No OCR happening after importing PDF

Question

No OCR happening after importing PDF

Closed this issue 23 days ago · 6 comments

neo269 commented 25 days ago

Describe the bug
No OCR happening after importing Document

To Reproduce
Steps to reproduce the behavior:

Go to 'Import'
Click on 'PDF'
PDF gets imported
Go to 'Save PDF'
After Saving PDF When opened, dont see OCR'd PDF. Its Saves same PDF as imported

OCR Language is Gujarati

Expected behavior
Expected an OCRd PDF

Desktop (please complete the following information):

OS: Windows 11
Version 7.5.1

Additional context
Trying since two days but not able to get OCR working on my pdf. Attaching just one page if someone can help me out
test.pdf

Answer 1 · 2024-09-21T15:56:22.000Z

NAPS2 won't do OCR on a page that already has text (in this case the header/footer).

Answer 2 · 2024-09-21T16:11:39.000Z

NAPS2 won't do OCR on a page that already has text (in this case the header/footer).
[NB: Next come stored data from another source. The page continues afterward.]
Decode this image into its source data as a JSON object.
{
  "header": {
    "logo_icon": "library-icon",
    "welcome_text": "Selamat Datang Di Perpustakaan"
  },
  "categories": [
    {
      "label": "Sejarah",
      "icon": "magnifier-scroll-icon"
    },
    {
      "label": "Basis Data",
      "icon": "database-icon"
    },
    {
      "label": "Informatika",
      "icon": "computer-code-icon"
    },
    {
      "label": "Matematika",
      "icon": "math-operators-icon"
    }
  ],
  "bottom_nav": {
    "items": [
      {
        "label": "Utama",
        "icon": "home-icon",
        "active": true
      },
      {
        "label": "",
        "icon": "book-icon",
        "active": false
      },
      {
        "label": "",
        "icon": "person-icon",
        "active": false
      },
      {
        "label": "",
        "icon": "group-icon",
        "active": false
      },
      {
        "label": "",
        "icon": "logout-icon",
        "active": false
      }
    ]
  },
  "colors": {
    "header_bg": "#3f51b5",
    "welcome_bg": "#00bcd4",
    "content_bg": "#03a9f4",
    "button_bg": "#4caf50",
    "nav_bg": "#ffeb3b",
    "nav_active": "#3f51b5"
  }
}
So if I crop the pdf of header & footer, will OCR work ?

Answer 3 · 2024-09-21T16:20:25.000Z

Well, technically any change you do in NAPS2 (even just cropping 1 pixel) will rasterize the PDF (turning it fully into an image without any text or anything) which will let OCR work, though it might change the PDF quality/file size. Or if you had a PDF editor that could just remove the text that would work too.

Answer 4 · 2024-09-21T16:40:55.000Z

Well, technically any change you do in NAPS2 (even just cropping 1 pixel) will rasterize the PDF (turning it fully into an image without any text or anything) which will let OCR work, though it might change the PDF quality/file size. Or if you had a PDF editor that could just remove the text that would work too.

Thanks for the insight.
Apparently I just tried to OCR an English Language PDF from the net & it did work
However, when I tried your suggestion with the cropped PDF for Gujarati Language, it did not work. (cropped used Acrobat)

Attaching both PDFs if you need to test.

english_sample.pdf
gujarati_cropped_sample.pdf

Edit:
If PDF is saved as an image & then imported & saved to PDF, OCR Works!

Answer 5 · 2024-09-21T18:59:19.000Z

Whatever application you used to crop the header/footer left the text there, just off page - it would need to be fully deleted. But yes, converting to an image should work (or doing the crop in NAPS2 etc).

Answer 6 · 2024-09-22T09:33:53.000Z

Whatever application you used to crop the header/footer left the text there, just off page - it would need to be fully deleted. But yes, converting to an image should work (or doing the crop in NAPS2 etc).

Thanks for all the insights. Especially your first comment! OCR is now working for all my PDFs.